CharTech Solutions, une entreprise ontarienne qui produit du biochar, souhaite aussi s’implanter à Saint-Félicien. Elle y produirait également du gaz naturel renouvelable (GNR) — de l’hydrogène vert — qui serait intégré dans le réseau d’Énergir, explique le président de Char Technologies, Andrew White.
« Le réseau de chaleur est un modèle particulier et innovateur qui permet d’intégrer un réseau de chaleur, un centre de valorisation de la biomasse et d’autres entreprises pour créer de la valeur avec des rejets thermiques, résume Dino Mili, gestionnaire d’actifs pour Greenleaf Power. On met en action l’économie circulaire. »
Un peu de vocabulaire
Une symbiose industrielle est un réseau d’au moins deux entreprises ou collectivités qui mutualisent leurs ressources matérielles et immatérielles. Par exemple, le résidu d’une entreprise devient une matière première de l’autre. Ou des entreprises partagent des services. D’innombrables déclinaisons sont possibles.

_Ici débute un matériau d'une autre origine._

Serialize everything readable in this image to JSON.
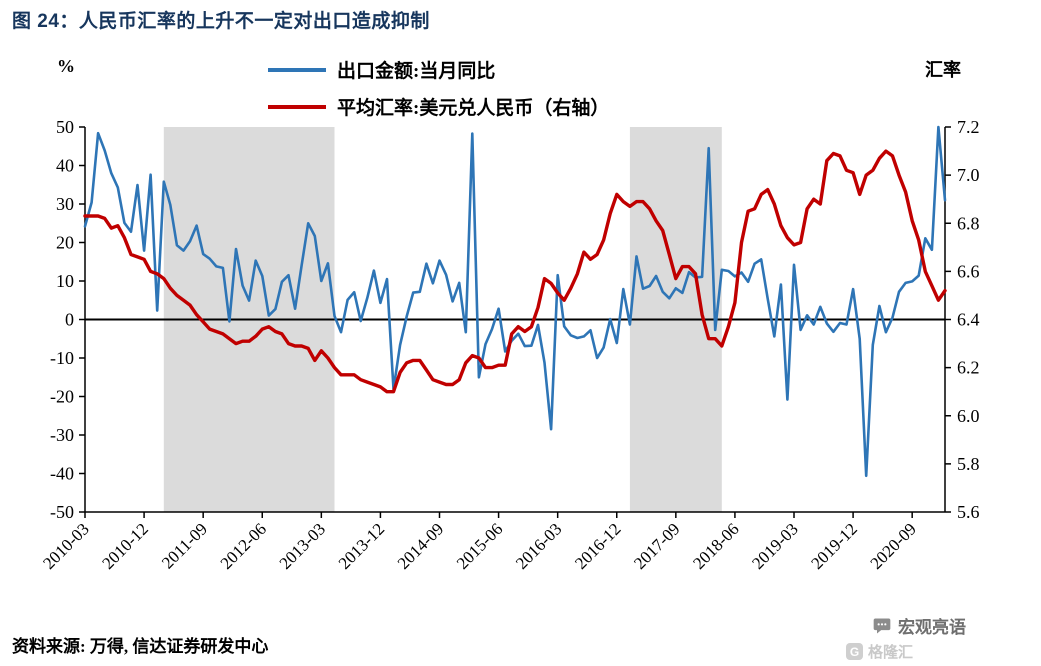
{
  "page": {
    "source_note": "资料来源: 万得, 信达证券研发中心",
    "watermark": "宏观亮语",
    "watermark2": "格隆汇"
  },
  "chart_data": {
    "type": "line",
    "title": "图 24：人民币汇率的上升不一定对出口造成抑制",
    "legend_position": "top",
    "grid": false,
    "colors": {
      "title": "#17365D",
      "band": "#DBDBDB",
      "axis": "#000000",
      "blue": "#2E75B6",
      "red": "#C00000"
    },
    "left_axis": {
      "label": "%",
      "min": -50,
      "max": 50,
      "ticks": [
        "50",
        "40",
        "30",
        "20",
        "10",
        "0",
        "-10",
        "-20",
        "-30",
        "-40",
        "-50"
      ]
    },
    "right_axis": {
      "label": "汇率",
      "min": 5.6,
      "max": 7.2,
      "ticks": [
        "7.2",
        "7.0",
        "6.8",
        "6.6",
        "6.4",
        "6.2",
        "6.0",
        "5.8",
        "5.6"
      ]
    },
    "x_start": "2010-03",
    "x_end": "2021-02",
    "x_tick_labels": [
      "2010-03",
      "2010-12",
      "2011-09",
      "2012-06",
      "2013-03",
      "2013-12",
      "2014-09",
      "2015-06",
      "2016-03",
      "2016-12",
      "2017-09",
      "2018-06",
      "2019-03",
      "2019-12",
      "2020-09"
    ],
    "shaded_regions": [
      {
        "start": "2011-03",
        "end": "2013-05"
      },
      {
        "start": "2017-02",
        "end": "2018-04"
      }
    ],
    "series": [
      {
        "name": "出口金额:当月同比",
        "axis": "left",
        "color": "#2E75B6",
        "width": 2.6,
        "start": "2010-03",
        "values": [
          24.2,
          30.4,
          48.4,
          43.9,
          38.0,
          34.3,
          25.1,
          22.8,
          34.9,
          17.9,
          37.6,
          2.3,
          35.8,
          29.8,
          19.3,
          17.9,
          20.3,
          24.4,
          17.0,
          15.8,
          13.8,
          13.4,
          -0.5,
          18.3,
          8.8,
          4.9,
          15.3,
          11.3,
          1.0,
          2.7,
          9.8,
          11.5,
          2.8,
          14.0,
          25.0,
          21.7,
          10.0,
          14.6,
          0.9,
          -3.3,
          5.1,
          7.1,
          -0.4,
          5.6,
          12.7,
          4.3,
          10.5,
          -18.1,
          -6.6,
          0.8,
          7.0,
          7.2,
          14.5,
          9.4,
          15.3,
          11.6,
          4.7,
          9.5,
          -3.3,
          48.3,
          -15.0,
          -6.4,
          -2.5,
          2.8,
          -8.3,
          -5.5,
          -3.7,
          -6.9,
          -6.8,
          -1.4,
          -11.2,
          -28.5,
          11.5,
          -1.8,
          -4.1,
          -4.8,
          -4.4,
          -2.8,
          -10.0,
          -7.3,
          0.1,
          -6.1,
          7.9,
          -1.3,
          16.4,
          8.0,
          8.7,
          11.3,
          7.2,
          5.5,
          8.1,
          6.9,
          12.3,
          10.9,
          11.1,
          44.5,
          -2.7,
          12.9,
          12.6,
          11.2,
          12.2,
          9.8,
          14.5,
          15.6,
          5.4,
          -4.4,
          9.1,
          -20.8,
          14.2,
          -2.7,
          1.1,
          -1.3,
          3.3,
          -1.0,
          -3.2,
          -0.9,
          -1.3,
          7.9,
          -5.0,
          -40.6,
          -6.6,
          3.5,
          -3.3,
          0.5,
          7.2,
          9.5,
          9.9,
          11.4,
          21.1,
          18.1,
          60.6,
          31.0
        ]
      },
      {
        "name": "平均汇率:美元兑人民币（右轴）",
        "axis": "right",
        "color": "#C00000",
        "width": 3.4,
        "start": "2010-03",
        "values": [
          6.83,
          6.83,
          6.83,
          6.82,
          6.78,
          6.79,
          6.74,
          6.67,
          6.66,
          6.65,
          6.6,
          6.59,
          6.57,
          6.53,
          6.5,
          6.48,
          6.46,
          6.42,
          6.39,
          6.36,
          6.35,
          6.34,
          6.32,
          6.3,
          6.31,
          6.31,
          6.33,
          6.36,
          6.37,
          6.35,
          6.34,
          6.3,
          6.29,
          6.29,
          6.28,
          6.23,
          6.27,
          6.24,
          6.2,
          6.17,
          6.17,
          6.17,
          6.15,
          6.14,
          6.13,
          6.12,
          6.1,
          6.1,
          6.18,
          6.22,
          6.23,
          6.23,
          6.19,
          6.15,
          6.14,
          6.13,
          6.13,
          6.15,
          6.22,
          6.25,
          6.24,
          6.2,
          6.2,
          6.21,
          6.21,
          6.34,
          6.37,
          6.35,
          6.37,
          6.45,
          6.57,
          6.55,
          6.51,
          6.48,
          6.53,
          6.59,
          6.68,
          6.65,
          6.67,
          6.73,
          6.84,
          6.92,
          6.89,
          6.87,
          6.89,
          6.89,
          6.86,
          6.81,
          6.77,
          6.67,
          6.57,
          6.62,
          6.62,
          6.59,
          6.42,
          6.32,
          6.32,
          6.29,
          6.37,
          6.47,
          6.72,
          6.85,
          6.86,
          6.92,
          6.94,
          6.88,
          6.79,
          6.74,
          6.71,
          6.72,
          6.86,
          6.9,
          6.88,
          7.06,
          7.09,
          7.08,
          7.02,
          7.01,
          6.92,
          7.0,
          7.02,
          7.07,
          7.1,
          7.08,
          7.0,
          6.93,
          6.81,
          6.73,
          6.6,
          6.54,
          6.48,
          6.52
        ]
      }
    ]
  }
}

Source : Québec Circulaire
La bioéconomie englobe tous les secteurs et systèmes reposant sur des ressources biologiques (animaux, plantes, microorganismes et biomasse dérivée, y compris les déchets organiques), leurs fonctions et principes. Elle comprend et connecte : les écosystèmes terrestres et marins et les services qu’ils offrent; tous les secteurs de production primaire qui utilisent et produisent des ressources biologiques (agriculture, foresteries, pêches et aquaculture); tous les secteurs économiques et industriels qui utilisent les ressources biologiques et les transforment pour produire de la nourriture humaine et animale, des bioproduits, de l’énergie et des services.